Saturday, April 4, 2009

Moving into the 1700's...?

As much as I love the early 1800's, I have recently found myself wandering into the realm of the 1700's, mostly 1750 on, although I am sure I will eventually drift further backwards in the century...but for now, my fuzzy-focus has been on the latter half. I'm not at the point where I want to dive right into a new gown project (although I do have some future project ideas), however I have been working on getting the foundation pieces together. So, where better to begin than with a nice 1776 corset?

This is my third corset now, and only the second one that really required any serious boning. My first corset, which has yet to get its own blog entry, was an early Victorian (er, I thin knowledge of the Victorian era is a little thin) which I bought an entire kit for, with coutil, busk, bones and boning tape all included. Yay! It was nice and easy, but not really cheep. For this corset (or stays really), I didn't want to spend $50+. Since it doesn't have a busk, and I don't do metal grommets if I can help it, it was already going to be cheaper.

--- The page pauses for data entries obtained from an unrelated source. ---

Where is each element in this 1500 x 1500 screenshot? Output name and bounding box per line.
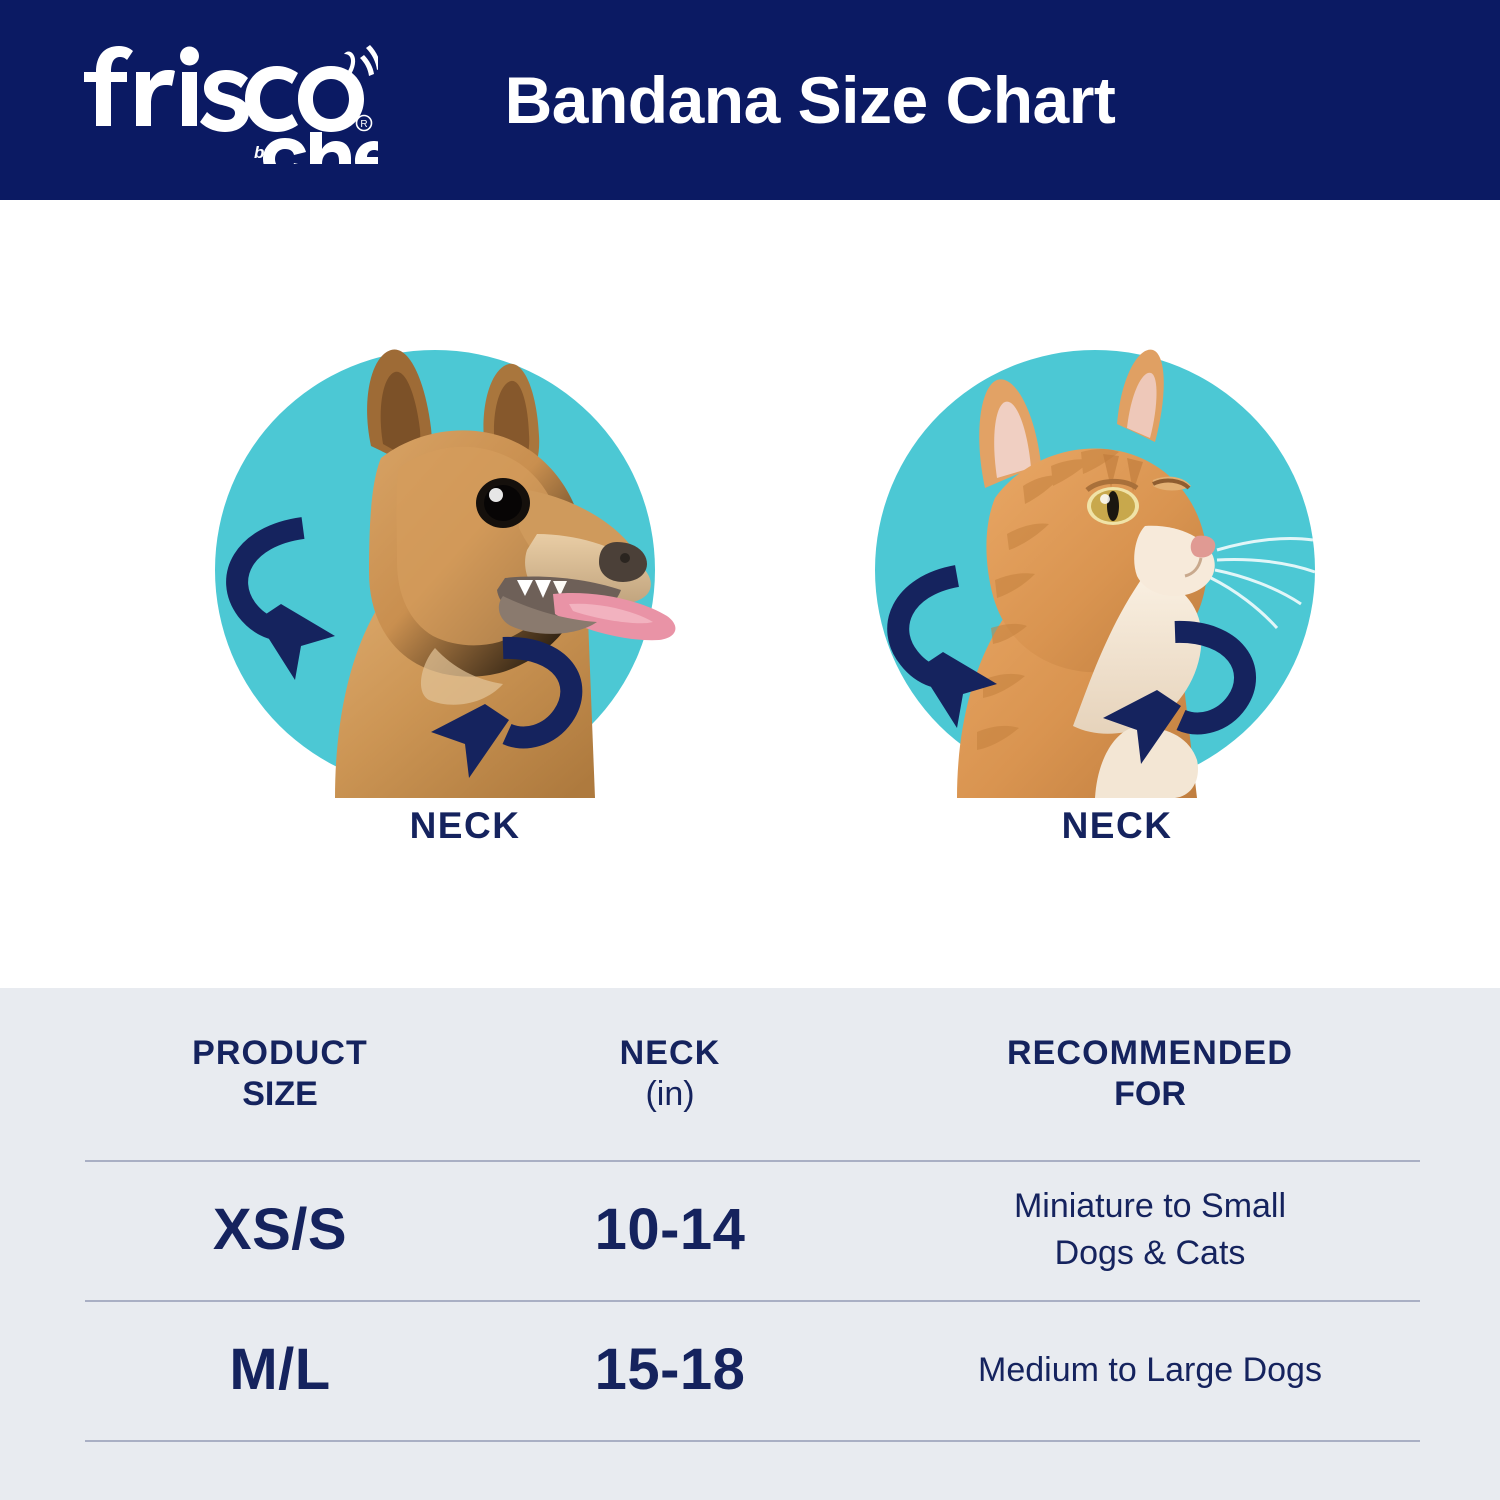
column-header-product-size-line1: PRODUCT	[192, 1034, 368, 1072]
cell-recommended-for-line2: Dogs & Cats	[860, 1230, 1440, 1277]
cell-neck: 15-18	[480, 1338, 860, 1402]
cell-recommended-for: Miniature to Small Dogs & Cats	[860, 1183, 1500, 1277]
cell-recommended-for: Medium to Large Dogs	[860, 1347, 1500, 1394]
table-row: M/L 15-18 Medium to Large Dogs	[0, 1300, 1500, 1440]
column-header-neck-unit: (in)	[480, 1074, 860, 1115]
header-band: R by Bandana Size Chart	[0, 0, 1500, 200]
cell-product-size: M/L	[0, 1338, 480, 1402]
cat-circle-stage	[875, 350, 1315, 790]
cat-neck-label: NECK	[835, 805, 1355, 847]
column-header-recommended-for: RECOMMENDED FOR	[860, 1033, 1500, 1116]
dog-illustration-block: NECK	[175, 350, 695, 890]
cat-head-icon	[845, 328, 1345, 808]
column-header-neck: NECK (in)	[480, 1033, 860, 1116]
table-row: XS/S 10-14 Miniature to Small Dogs & Cat…	[0, 1160, 1500, 1300]
cat-illustration-block: NECK	[835, 350, 1355, 890]
table-divider	[85, 1440, 1420, 1442]
dog-neck-label: NECK	[175, 805, 695, 847]
dog-circle-stage	[215, 350, 655, 790]
dog-head-icon	[185, 328, 685, 808]
column-header-neck-line1: NECK	[620, 1034, 721, 1072]
table-header-row: PRODUCT SIZE NECK (in) RECOMMENDED FOR	[0, 1014, 1500, 1134]
column-header-recommended-for-line1: RECOMMENDED	[1007, 1034, 1293, 1072]
column-header-product-size-line2: SIZE	[80, 1074, 480, 1115]
column-header-recommended-for-line2: FOR	[860, 1074, 1440, 1115]
cell-product-size: XS/S	[0, 1198, 480, 1262]
whiskers	[1211, 538, 1315, 628]
bandana-size-chart-page: R by Bandana Size Chart	[0, 0, 1500, 1500]
cell-neck: 10-14	[480, 1198, 860, 1262]
illustration-area: NECK	[0, 200, 1500, 988]
page-title: Bandana Size Chart	[0, 0, 1500, 200]
column-header-product-size: PRODUCT SIZE	[0, 1033, 480, 1116]
size-chart-table: PRODUCT SIZE NECK (in) RECOMMENDED FOR X…	[0, 988, 1500, 1500]
cell-recommended-for-line1: Medium to Large Dogs	[860, 1347, 1440, 1394]
cell-recommended-for-line1: Miniature to Small	[860, 1183, 1440, 1230]
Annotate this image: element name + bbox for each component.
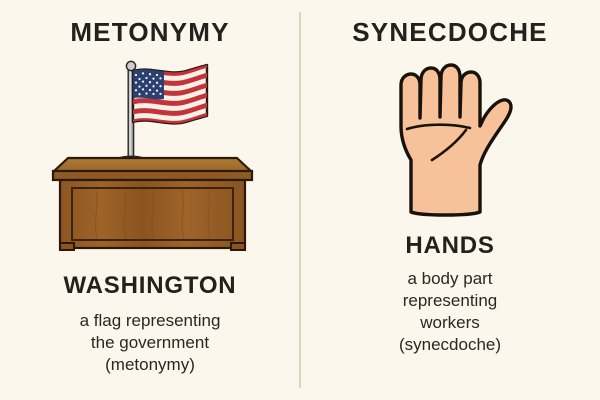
caption-line: a flag representing	[0, 310, 300, 332]
caption-metonymy: a flag representing the government (meto…	[0, 310, 300, 376]
us-flag	[131, 62, 210, 126]
term-heading-washington: WASHINGTON	[0, 272, 300, 300]
caption-line: a body part	[300, 268, 600, 290]
caption-synecdoche: a body part representing workers (synecd…	[300, 268, 600, 356]
panel-metonymy: METONYMY	[0, 0, 300, 400]
metonymy-synecdoche-infographic: METONYMY	[0, 0, 600, 400]
panel-synecdoche: SYNECDOCHE HANDS a body part representin…	[300, 0, 600, 400]
open-hand-illustration	[300, 0, 600, 230]
caption-line: workers	[300, 312, 600, 334]
caption-line: (synecdoche)	[300, 334, 600, 356]
caption-line: (metonymy)	[0, 354, 300, 376]
caption-line: the government	[0, 332, 300, 354]
term-heading-hands: HANDS	[300, 232, 600, 260]
wooden-desk	[53, 158, 252, 250]
hand-shape	[401, 65, 511, 215]
flag-on-desk-illustration	[0, 0, 300, 260]
caption-line: representing	[300, 290, 600, 312]
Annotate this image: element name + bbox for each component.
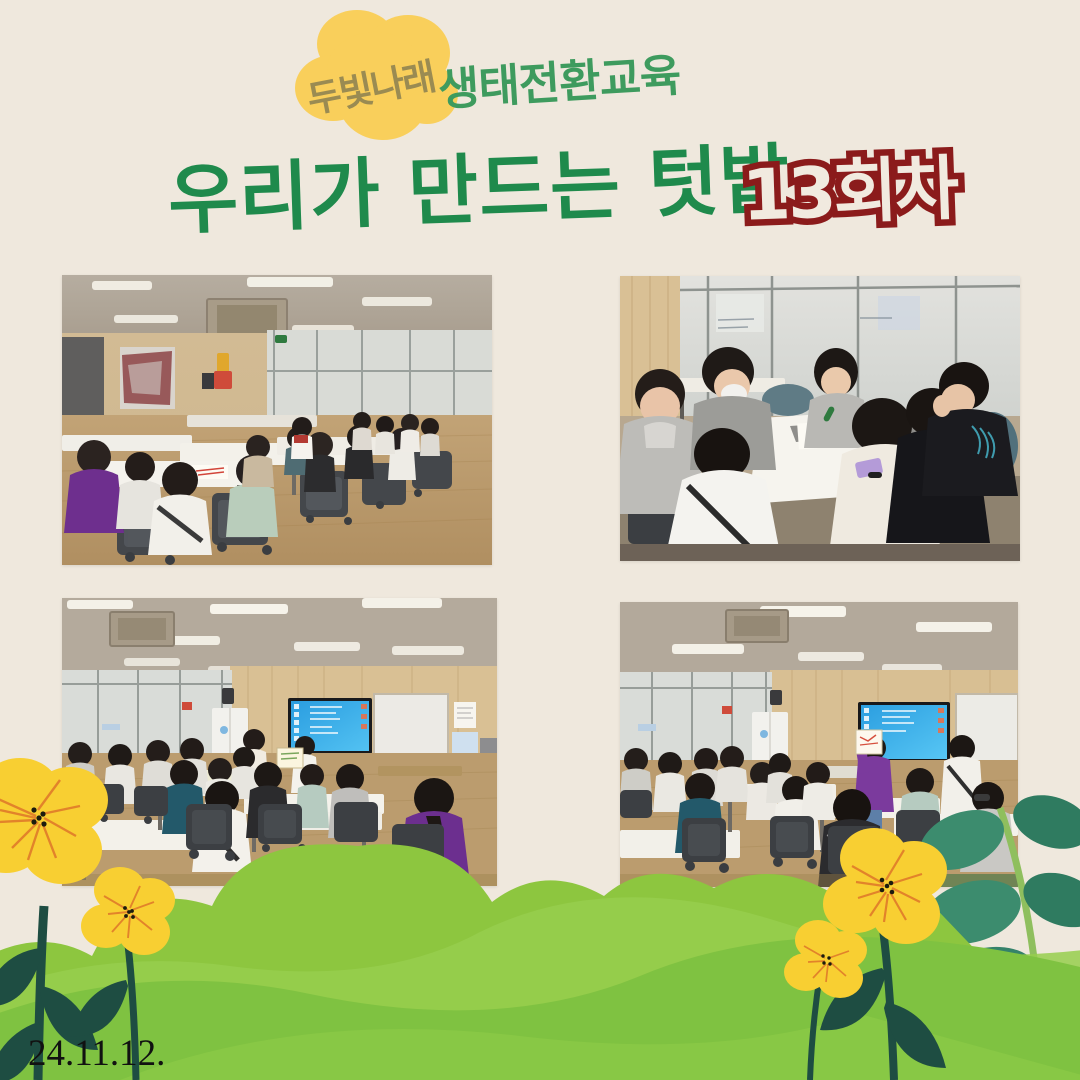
photo-presentation-screen xyxy=(62,598,497,886)
poster-canvas: 두빛나래 생태전환교육 우리가 만드는 텃밭 13회차 xyxy=(0,0,1080,1080)
page-title: 우리가 만드는 텃밭 xyxy=(166,129,791,251)
photo-presentation-poster xyxy=(620,602,1018,887)
session-number-badge: 13회차 xyxy=(740,142,957,241)
poster-title-row: 우리가 만드는 텃밭 13회차 xyxy=(0,140,1080,250)
program-subtitle: 생태전환교육 xyxy=(436,45,682,122)
date-label: 24.11.12. xyxy=(28,1032,165,1076)
flower-right-small xyxy=(784,920,867,1080)
photo-classroom-group-tables xyxy=(62,275,492,565)
photo-students-round-discussion xyxy=(620,276,1020,561)
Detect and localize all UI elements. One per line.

What I ended up using, happily, was:

-My first-ever Corsets and Crinolines (by Norah Waugh) pattern! yay! This time, I used a scanner and some tabloid paper to scale up the pattern pieces, and it worked very well. Much, much easier than scaling by hand. I think I will be using the computer from now on for this process whenever possible.

-A brocade fabric for the front, with the "wrong" side used instead of the right side. I read somewhere (can't remember where) that this can be a nice trick for making modern fabrics look more period-correct. The best part though, is that the fabric was from a set of valences I bought at Good Will
for about $3.50 I think. Now, how can you beat that?!?!

-For the inside, I used some remnant green fabric I had on hand from my Renaissance skirt that I made back in September (yet again, blog entry pending). I'm not even sure what it is, but its of a medium weight and sturdy enough looking. It ended up working well.

-For the lining, I think I am just going to use some white cotton that I have on hand. We shall see.

-For the boning, my new favorite material: Cable Ties!!! For about $8.00 for 10 yard-long pieces at my
wonderfully local home improvement store, you just can not beat it for convenience and price!! And, even though they are a bit wider that I might like and a pain in the butt to cut with scissors, they are really wonderfully effective as boning. I'm not sure I will ever want to use steel again.

As the lame pictures will tell you, I am still in the process of hand sewing all the channels shut, as well as making the grommets. Here is hoping that all the hand sewing practice will improve my skill...and not leave me with carpel tunnel. In the future I will hopefully have some pics for you with this on my dress form. At the moment I still have my open robe pinned to it.